$35
Acknowledgement: Many aspects of this assignment are modeled after this: Operating Systems Principles (fiu.edu). See additional acknowledgements in the template code.
Topical Concepts
Multithreading
Like multiprocessing, multithreading can deliver a number of benefits, again, with the most obvious being some speedup by carrying out processing in parallel.
In the previous lab, we employed multiprocessing by running separate, independent processes. This week we will “parallelize” within each processes by using separate threads each calculating a different portion of the Mandelbrot image. Threads are ideal for this addition as opposed to processes since threads typically share heap memory without additional overhead.
A summary of the activity will be to add an option to the mandel program which will tell it how many threads to split into to calculate a single image. You will then benchmark the program with various combinations of multithreading and multiprocessing. No Lab 11 features should be removed.
The bulk of your changes will relate to how the loops in compute_image() operate.
Note that loops counters i and j simply iterate to each pixel of the image and call iterations_at_point() to get the “color” at that pixel. We can easily parallelize this by splitting the image up into 2 or more distinct regions and have a separate thread iterate its own region.
The Exercise
Specific Instructions
1. You will work in the same repository as the last assignment. You shall create a new branch “lab12dev” and do all new work on that branch. In the meantime, the main branch of your repository should remain at the completed, deployable Lab 11 lab project.
2. Add a command line argument to set the number of threads to be used to calculate an image. The exact place that you make your changes will depend a bit on how you completed Lab 11. If you left mandel.c mostly unchanged you can simply add a new command line argument to the mandel program to give it the number of threads it should split into. If you modified the mandel program to become mandel movie, you again would simply add a new command line argument. Do not remove any features from Lab 11 – we will ultimately be doing both multiprocessing and multithreading.
3. Using “pthreads” spin off the requested number of threads to calculate a single image. A couple of notes:
b. You will need a way to pass each thread’s region to it. You can pass a void* to the thread method. Keep in mind that that pointer could point to memory that contains that thread’s assignment or, a pointer is 8 bytes on our system and it does not have to be interpreted as a memory address.
c. You should support a minimum of 1 thread up to a maximum of 20.
4. Finally, re-run your runtime data collection from last week by also varying the number of threads used in addition to number of processes. Create a table with # threads on one axis and # processes on the other. In each cell place the runtime to generate 50 images with that combination. Add to your exiting report in README.md:
a. A brief overview of your implementation of multiple threads.
b. The table described above.
c. A brief discussion of your results. Answer the following questions:
i. Which technique seemed to impact runtime more – multithreading or multiprocessing. Why do you think that is?

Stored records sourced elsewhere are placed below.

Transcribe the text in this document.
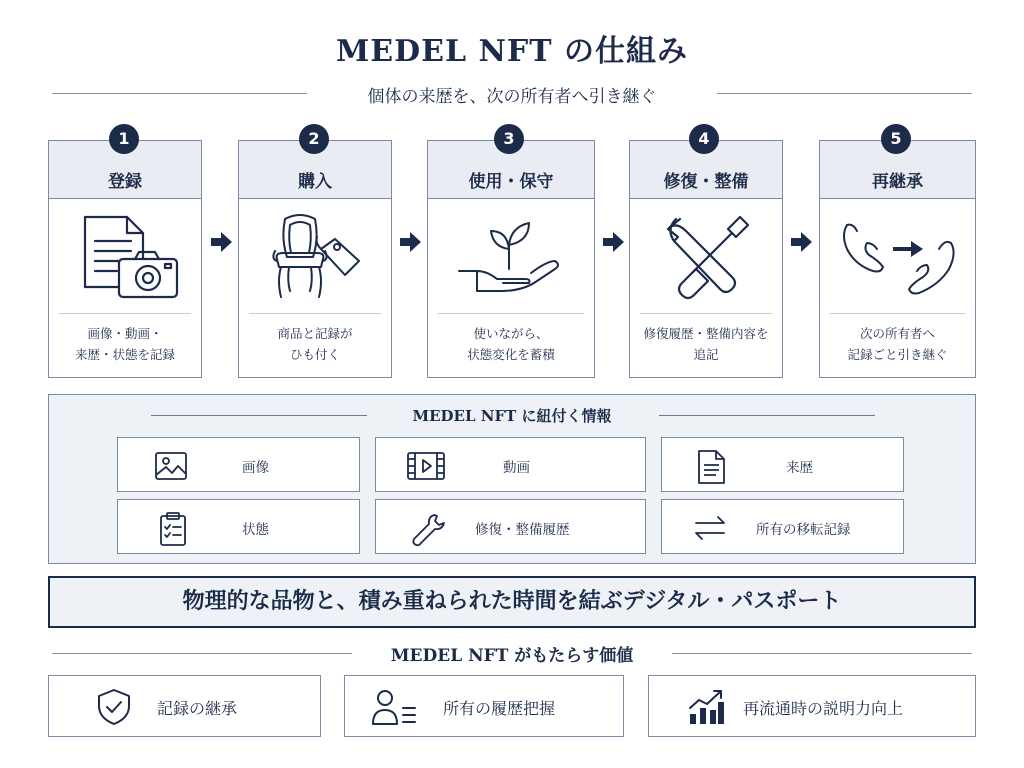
MEDEL NFT の仕組み
個体の来歴を、次の所有者へ引き継ぐ
1	2	3	4	5
登録
画像・動画・
来歴・状態を記録
購入
商品と記録が
ひも付く
使用・保守
使いながら、
状態変化を蓄積
修復・整備
修復履歴・整備内容を
追記
再継承
次の所有者へ
記録ごと引き継ぐ
MEDEL NFT に紐付く情報
画像	動画	来歴
状態	修復・整備履歴	所有の移転記録
物理的な品物と、積み重ねられた時間を結ぶデジタル・パスポート
MEDEL NFT がもたらす価値
記録の継承	所有の履歴把握	再流通時の説明力向上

ii. Was there a “sweet spot” where optimal (minimal) runtime was achieved?
Deliverable
• When you are ready to submit your assignment prepare your repository:
• Make sure your name, assignment name, and section number are all files in your submission - in comment block of source file(s) and/or at the top of your report file(s).
• Make sure you have completed all activities and added all new program source files to repository.
• Make sure your assignment code is commented thoroughly.
• Make sure all files are committed and pushed to the main branch of your repository.
• Tag your repo with the tag ```Lab12vFinal```
***NOTE***: Do not forget to 'add', 'commit', and 'push' all new files, branches, and changes to your repository before submitting.
To submit, copy the URL for your repository and submit the link to associated Canvas assignment.